Verkehrsverdrängung statt Verkehrsverhinderung

Ob die Lkw-Maut auch als ein ökologisches Instrument wirken kann, hängt also vor allem vom politischen Willen der Verantwortlichen ab. Wenn der Fall eintreten sollte, dass die Maut-Gebühren stetig erhöht werden ohne dass eine Alternative auf Grundlage der Rad-Schiene-Technik verwirklicht wird, werden auch die Speditionen die Lkw-Maut zunehmend als Kostenfaktor zu vermeiden suchen. Die einfachste Strategie dazu: Die Autobahn verlassen und wo immer möglich auf der Landstraße fahren. Der dadurch entstehende "Verdrängungseffekt" fließt schon im Vorfeld einer Planungsmaßnahme als Faktor in die Mautberechnung mit ein, um die verbleibenden Einnahmen abschätzen zu können. Die Höhe der Maut ist dadurch auch an die Verkehrsverdrängung gekoppelt und umgekehrt.

Aber auch Lebensqualität ist ein ökologischer Faktor. Eigentlich müssten deshalb die Folgen der Verkehrsverdrängung für die direkt Betroffenen und ihre Infrastruktur mitberücksichtigt werden. Beispiele aus Maut-Ländern wie Frankreich, Österreich und Italien belegen, wie gravierend diese Folgen sein können, aber auch wie wenig bisher darauf geachtet wurde. Aufgrund des erhöhten Verkehrsaufkommens kommt es nicht nur zu Schäden an Landstraßen und Erosionen der Bausubstanz innerhalb von bewohntem Gebiet. Durch die Zunahme von Unfällen, Verkehrstoten und Luftverschmutzung sinkt die Lebensqualität so rapide, dass es sogar zu Bevölkerungsverdrängungen kommt. Bei einem lokalen Autobahnmautprojekt im Ruhrgebiet im Jahre 2003 ging das Bundesverkehrsministerium von einer Verdrängungsrate von ca. 40 % aus. Je nach Planzahlen kann diese Mehrbelastung an Verkehr mehrere zehntausend Fahrzeuge pro Tag ausmachen.

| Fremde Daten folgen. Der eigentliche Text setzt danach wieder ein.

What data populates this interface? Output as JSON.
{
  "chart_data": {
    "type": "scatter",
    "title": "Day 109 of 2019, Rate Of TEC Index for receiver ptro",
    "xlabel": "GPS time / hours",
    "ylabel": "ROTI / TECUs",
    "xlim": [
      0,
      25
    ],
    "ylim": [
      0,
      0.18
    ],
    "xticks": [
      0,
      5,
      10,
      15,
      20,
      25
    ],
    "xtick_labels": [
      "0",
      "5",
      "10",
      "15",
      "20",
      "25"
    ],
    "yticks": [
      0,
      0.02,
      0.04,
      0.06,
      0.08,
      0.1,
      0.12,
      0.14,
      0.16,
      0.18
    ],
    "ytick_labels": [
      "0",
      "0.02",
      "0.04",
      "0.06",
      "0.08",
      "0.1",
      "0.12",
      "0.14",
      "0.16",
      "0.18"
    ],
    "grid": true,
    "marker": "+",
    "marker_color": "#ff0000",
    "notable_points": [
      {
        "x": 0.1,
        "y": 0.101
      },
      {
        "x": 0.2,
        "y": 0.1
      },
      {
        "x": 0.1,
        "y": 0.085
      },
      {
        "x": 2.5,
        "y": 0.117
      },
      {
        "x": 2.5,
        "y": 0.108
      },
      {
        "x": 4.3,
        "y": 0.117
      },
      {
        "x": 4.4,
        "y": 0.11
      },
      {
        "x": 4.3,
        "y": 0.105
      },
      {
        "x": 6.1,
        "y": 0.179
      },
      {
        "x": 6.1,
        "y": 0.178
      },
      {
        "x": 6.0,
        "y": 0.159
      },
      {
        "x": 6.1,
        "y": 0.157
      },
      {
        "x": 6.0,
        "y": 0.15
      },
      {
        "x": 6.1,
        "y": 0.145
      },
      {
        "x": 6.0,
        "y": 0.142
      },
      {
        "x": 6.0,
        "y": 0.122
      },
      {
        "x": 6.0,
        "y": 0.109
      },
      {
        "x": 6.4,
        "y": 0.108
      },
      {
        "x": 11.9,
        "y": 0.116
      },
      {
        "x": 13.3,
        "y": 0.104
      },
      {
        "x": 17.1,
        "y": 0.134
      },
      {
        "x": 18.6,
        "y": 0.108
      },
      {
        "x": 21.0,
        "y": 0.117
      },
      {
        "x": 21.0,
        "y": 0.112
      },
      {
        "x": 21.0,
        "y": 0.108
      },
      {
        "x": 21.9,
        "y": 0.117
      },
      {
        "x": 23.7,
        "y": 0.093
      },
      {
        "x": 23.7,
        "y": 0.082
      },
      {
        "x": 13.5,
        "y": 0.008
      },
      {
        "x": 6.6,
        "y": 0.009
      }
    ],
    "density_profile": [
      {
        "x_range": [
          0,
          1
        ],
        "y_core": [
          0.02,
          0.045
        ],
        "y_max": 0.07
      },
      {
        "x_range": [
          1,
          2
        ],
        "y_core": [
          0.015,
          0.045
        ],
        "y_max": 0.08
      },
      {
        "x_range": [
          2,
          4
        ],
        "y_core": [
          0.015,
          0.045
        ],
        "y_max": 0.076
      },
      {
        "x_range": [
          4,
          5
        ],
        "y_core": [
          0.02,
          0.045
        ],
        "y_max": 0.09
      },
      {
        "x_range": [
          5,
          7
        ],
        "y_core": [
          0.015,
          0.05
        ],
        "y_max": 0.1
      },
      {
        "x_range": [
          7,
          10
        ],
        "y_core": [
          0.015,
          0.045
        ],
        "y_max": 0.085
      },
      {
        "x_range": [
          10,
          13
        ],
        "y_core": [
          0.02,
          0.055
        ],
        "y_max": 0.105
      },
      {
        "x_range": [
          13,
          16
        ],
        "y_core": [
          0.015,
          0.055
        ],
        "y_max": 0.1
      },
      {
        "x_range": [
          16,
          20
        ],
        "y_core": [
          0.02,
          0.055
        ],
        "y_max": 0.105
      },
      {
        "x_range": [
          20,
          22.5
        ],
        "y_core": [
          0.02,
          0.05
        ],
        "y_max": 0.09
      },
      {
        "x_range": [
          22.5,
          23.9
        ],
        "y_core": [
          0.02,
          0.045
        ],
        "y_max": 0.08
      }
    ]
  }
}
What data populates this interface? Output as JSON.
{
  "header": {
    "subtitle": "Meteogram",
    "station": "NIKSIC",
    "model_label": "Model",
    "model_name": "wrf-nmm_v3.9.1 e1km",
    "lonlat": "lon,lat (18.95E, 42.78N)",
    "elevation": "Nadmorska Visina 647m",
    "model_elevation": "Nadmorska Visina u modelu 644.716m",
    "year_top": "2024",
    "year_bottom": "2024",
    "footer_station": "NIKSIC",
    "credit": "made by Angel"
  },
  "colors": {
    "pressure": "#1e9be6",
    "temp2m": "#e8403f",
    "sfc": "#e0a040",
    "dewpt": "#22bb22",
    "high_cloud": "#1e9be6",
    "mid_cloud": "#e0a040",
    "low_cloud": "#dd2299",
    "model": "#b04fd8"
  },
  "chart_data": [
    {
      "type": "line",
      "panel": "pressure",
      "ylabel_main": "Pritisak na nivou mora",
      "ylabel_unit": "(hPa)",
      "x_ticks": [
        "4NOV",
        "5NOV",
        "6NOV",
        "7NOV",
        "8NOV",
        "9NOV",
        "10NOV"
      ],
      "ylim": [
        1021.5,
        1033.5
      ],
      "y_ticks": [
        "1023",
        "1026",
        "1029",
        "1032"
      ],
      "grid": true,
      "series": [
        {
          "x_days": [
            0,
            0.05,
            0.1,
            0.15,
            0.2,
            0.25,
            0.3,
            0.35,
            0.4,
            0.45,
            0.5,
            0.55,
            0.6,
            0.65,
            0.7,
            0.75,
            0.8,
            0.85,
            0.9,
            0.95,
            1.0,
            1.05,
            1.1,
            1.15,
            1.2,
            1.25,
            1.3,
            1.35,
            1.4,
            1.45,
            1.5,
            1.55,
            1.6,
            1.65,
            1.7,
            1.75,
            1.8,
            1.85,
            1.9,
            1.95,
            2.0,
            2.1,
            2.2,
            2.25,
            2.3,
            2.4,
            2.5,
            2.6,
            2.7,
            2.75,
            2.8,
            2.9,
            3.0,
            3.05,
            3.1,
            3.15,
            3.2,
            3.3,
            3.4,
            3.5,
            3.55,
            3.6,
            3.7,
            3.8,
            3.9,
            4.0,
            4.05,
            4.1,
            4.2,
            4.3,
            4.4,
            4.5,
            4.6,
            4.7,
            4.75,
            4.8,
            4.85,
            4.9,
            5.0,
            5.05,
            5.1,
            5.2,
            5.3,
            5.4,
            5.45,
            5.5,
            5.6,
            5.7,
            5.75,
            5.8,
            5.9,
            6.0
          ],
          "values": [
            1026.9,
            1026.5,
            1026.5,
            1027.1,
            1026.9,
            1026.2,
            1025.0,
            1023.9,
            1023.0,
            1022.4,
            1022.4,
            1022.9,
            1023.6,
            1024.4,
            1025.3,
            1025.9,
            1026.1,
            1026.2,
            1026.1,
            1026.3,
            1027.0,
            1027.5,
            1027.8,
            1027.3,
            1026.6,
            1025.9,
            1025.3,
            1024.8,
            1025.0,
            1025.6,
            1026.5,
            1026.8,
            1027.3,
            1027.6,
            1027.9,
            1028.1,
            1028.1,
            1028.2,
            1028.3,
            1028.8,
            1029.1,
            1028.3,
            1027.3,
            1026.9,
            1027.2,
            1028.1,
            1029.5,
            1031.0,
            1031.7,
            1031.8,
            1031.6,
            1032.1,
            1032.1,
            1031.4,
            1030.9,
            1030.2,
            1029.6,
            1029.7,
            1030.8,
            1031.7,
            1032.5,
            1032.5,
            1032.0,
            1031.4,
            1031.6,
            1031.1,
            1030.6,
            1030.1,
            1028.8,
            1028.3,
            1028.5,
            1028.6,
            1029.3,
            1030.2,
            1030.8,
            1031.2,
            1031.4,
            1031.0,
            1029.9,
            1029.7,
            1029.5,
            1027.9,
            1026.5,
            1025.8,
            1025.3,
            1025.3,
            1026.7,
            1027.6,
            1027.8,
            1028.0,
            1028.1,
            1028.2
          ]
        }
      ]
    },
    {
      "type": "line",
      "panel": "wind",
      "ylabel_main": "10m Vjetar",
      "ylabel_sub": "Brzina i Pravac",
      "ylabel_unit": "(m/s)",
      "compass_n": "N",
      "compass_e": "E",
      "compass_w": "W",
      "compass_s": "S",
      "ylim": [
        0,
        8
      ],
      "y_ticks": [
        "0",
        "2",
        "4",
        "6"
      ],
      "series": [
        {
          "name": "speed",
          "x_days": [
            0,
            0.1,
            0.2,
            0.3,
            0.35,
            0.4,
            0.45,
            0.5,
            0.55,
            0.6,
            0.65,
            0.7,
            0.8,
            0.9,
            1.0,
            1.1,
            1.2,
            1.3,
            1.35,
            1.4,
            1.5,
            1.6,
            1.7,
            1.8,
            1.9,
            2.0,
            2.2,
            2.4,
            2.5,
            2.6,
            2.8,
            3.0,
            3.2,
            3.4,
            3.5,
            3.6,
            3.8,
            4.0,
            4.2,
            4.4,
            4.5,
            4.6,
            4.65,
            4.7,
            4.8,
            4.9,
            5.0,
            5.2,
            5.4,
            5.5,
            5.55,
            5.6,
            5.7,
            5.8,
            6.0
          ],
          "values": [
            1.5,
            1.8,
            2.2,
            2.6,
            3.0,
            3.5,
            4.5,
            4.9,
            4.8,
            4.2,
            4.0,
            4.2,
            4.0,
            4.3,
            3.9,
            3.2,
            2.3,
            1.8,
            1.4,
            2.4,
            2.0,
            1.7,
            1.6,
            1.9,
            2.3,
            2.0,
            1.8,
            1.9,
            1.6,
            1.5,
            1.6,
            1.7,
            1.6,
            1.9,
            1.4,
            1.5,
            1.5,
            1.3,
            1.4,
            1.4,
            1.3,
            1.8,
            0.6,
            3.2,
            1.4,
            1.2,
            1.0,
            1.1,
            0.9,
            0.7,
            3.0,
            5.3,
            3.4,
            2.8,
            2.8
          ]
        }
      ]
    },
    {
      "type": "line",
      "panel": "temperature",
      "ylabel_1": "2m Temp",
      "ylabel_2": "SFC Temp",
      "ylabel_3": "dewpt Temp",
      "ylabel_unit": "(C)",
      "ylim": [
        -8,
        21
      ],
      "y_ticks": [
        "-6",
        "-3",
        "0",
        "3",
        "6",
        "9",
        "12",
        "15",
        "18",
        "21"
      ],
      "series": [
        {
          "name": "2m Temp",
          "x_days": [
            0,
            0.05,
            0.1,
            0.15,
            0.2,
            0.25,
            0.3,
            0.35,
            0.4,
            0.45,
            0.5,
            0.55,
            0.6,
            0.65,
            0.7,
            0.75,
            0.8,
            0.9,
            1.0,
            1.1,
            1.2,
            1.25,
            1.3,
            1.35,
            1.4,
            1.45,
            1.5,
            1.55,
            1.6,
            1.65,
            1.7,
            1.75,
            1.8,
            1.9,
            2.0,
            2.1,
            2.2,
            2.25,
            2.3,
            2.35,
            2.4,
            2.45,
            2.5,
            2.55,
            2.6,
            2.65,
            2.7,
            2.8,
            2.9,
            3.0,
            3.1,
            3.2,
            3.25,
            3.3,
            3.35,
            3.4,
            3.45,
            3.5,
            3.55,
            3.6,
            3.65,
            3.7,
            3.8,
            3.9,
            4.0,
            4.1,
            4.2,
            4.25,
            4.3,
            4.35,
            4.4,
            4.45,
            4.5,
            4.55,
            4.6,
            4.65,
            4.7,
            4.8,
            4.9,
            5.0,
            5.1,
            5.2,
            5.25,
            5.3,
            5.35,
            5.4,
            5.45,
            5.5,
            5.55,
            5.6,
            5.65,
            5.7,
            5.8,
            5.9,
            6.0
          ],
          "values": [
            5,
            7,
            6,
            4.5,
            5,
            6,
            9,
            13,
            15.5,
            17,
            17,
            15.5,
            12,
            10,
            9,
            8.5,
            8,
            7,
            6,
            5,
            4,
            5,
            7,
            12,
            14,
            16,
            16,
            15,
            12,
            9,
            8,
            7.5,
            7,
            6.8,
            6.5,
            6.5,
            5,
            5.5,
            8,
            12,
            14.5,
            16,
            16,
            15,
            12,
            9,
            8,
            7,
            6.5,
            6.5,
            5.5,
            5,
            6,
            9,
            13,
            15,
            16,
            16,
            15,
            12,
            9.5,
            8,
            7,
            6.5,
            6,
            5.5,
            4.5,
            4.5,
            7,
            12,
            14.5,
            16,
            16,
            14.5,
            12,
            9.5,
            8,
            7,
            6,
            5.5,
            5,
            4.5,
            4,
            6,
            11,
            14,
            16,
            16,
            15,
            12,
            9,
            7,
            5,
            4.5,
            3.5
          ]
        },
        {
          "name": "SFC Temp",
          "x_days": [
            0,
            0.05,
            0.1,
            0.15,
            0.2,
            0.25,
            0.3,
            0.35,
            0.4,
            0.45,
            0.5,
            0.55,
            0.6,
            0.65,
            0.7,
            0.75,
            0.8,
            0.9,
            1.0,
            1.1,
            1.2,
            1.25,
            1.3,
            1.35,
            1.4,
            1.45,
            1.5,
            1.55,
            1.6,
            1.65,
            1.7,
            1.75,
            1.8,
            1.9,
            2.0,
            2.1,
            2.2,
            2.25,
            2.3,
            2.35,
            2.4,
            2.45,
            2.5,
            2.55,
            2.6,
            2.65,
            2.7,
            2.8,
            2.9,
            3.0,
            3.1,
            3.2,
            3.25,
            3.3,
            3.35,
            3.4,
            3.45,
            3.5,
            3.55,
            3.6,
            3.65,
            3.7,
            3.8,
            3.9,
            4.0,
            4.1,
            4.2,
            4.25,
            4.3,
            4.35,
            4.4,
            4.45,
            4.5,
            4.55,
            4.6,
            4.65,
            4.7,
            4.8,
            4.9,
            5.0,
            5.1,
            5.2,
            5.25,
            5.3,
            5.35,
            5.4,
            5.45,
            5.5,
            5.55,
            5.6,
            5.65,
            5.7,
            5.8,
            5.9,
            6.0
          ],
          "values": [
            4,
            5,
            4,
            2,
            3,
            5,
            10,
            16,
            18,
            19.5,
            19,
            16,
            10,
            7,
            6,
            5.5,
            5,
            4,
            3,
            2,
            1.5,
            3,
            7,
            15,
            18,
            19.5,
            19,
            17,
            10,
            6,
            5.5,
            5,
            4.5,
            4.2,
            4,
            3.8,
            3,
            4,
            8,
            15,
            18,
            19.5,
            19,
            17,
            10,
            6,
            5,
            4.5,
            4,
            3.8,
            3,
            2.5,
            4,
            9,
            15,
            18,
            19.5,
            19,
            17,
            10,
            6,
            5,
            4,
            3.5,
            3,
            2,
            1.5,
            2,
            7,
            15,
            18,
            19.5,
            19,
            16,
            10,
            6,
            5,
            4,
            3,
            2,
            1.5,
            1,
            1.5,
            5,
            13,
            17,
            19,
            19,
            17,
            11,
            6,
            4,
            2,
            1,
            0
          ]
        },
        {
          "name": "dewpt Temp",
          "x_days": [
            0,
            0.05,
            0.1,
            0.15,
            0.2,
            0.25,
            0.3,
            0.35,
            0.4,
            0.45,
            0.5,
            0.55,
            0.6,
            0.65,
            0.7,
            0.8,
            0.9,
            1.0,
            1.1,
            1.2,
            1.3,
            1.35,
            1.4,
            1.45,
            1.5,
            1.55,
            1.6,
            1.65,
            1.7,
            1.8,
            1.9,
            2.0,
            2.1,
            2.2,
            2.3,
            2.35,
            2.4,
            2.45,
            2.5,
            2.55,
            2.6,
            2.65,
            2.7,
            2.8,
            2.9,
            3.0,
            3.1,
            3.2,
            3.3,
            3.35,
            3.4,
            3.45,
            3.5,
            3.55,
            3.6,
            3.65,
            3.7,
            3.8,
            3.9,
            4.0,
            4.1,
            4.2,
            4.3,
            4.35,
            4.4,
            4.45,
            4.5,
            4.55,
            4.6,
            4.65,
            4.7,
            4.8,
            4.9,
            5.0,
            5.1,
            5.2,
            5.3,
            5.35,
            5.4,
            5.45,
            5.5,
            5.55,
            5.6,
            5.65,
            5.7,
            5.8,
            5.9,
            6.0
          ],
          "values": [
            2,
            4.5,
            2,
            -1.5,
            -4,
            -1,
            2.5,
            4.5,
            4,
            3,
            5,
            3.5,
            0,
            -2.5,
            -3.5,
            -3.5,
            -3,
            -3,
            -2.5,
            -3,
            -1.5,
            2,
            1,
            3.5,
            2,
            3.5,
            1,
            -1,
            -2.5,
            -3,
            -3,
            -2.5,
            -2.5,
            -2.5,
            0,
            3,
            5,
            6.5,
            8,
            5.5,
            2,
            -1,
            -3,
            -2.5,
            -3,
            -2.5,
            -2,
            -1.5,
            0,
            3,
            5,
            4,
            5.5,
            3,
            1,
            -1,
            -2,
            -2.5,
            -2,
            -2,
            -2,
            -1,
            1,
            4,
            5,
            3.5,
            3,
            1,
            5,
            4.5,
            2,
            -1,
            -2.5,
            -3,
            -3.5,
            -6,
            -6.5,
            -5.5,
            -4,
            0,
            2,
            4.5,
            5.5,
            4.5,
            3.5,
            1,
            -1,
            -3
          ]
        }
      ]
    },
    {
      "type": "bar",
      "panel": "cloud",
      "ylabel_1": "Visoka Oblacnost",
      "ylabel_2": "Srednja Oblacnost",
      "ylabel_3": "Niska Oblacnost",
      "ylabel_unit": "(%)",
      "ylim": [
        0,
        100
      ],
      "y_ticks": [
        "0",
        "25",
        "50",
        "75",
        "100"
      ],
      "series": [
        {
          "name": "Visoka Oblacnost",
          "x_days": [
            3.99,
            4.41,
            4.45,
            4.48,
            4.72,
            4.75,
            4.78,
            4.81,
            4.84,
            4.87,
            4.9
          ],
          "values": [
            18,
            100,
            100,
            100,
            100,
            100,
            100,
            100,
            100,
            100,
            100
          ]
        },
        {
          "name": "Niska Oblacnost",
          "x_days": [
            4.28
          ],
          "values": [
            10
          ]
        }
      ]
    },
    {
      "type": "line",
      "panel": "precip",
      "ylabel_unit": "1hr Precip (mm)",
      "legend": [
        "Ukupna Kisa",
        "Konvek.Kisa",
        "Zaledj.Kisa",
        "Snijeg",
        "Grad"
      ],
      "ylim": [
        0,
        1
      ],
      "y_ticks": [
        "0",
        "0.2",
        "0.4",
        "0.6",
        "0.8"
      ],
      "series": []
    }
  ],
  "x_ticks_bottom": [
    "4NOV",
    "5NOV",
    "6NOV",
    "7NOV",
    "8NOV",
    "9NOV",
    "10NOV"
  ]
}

Sollte es in Deutschland zu unerwünschten Verdrängungseffekten kommen, ist die Ausweitung der Lkw-Maut auf Bundesstraßen geplant. Dies ist nach EU-Recht erlaubt, aber nur aus Sicherheitsgründen. Der Bund und die Länder beraten sich ständig über die Folgewirkungen der Lkw-Maut, so das Bundesverkehrsministerium. Grundsätzlich schätzt man dort die Gefahr einer Verlagerung auf das nachgeordnete Straßennetz allerdings als gering ein.

Doch es gibt auch andere Gegenstrategien. Als gute Präventionsmaßnahme wird eine geringe Mauthöhe angesehen, weil bei geringen Kosten ein Umfahren der Mautstrecke nicht mehr lohnenswert erscheint. Leider aber ist das Betriebssystem von Toll Collect das Teuerste in Europa. Auch verkehrsberuhigende Eingriffe in den Straßenverkehr sind ein Mittel, um das Ausweichen auf Nebenstrecken so unattraktiv wie möglich zu machen. Eine mögliche Ausarbeitung und Koordination dieser unterschiedlichen Maßnahmen dürfte angesichts des riesigen deutschen Autobahnnetzes (12.000 km) durchaus mit der Komplexität des Maut-Systems von Toll Collect vergleichbar sein.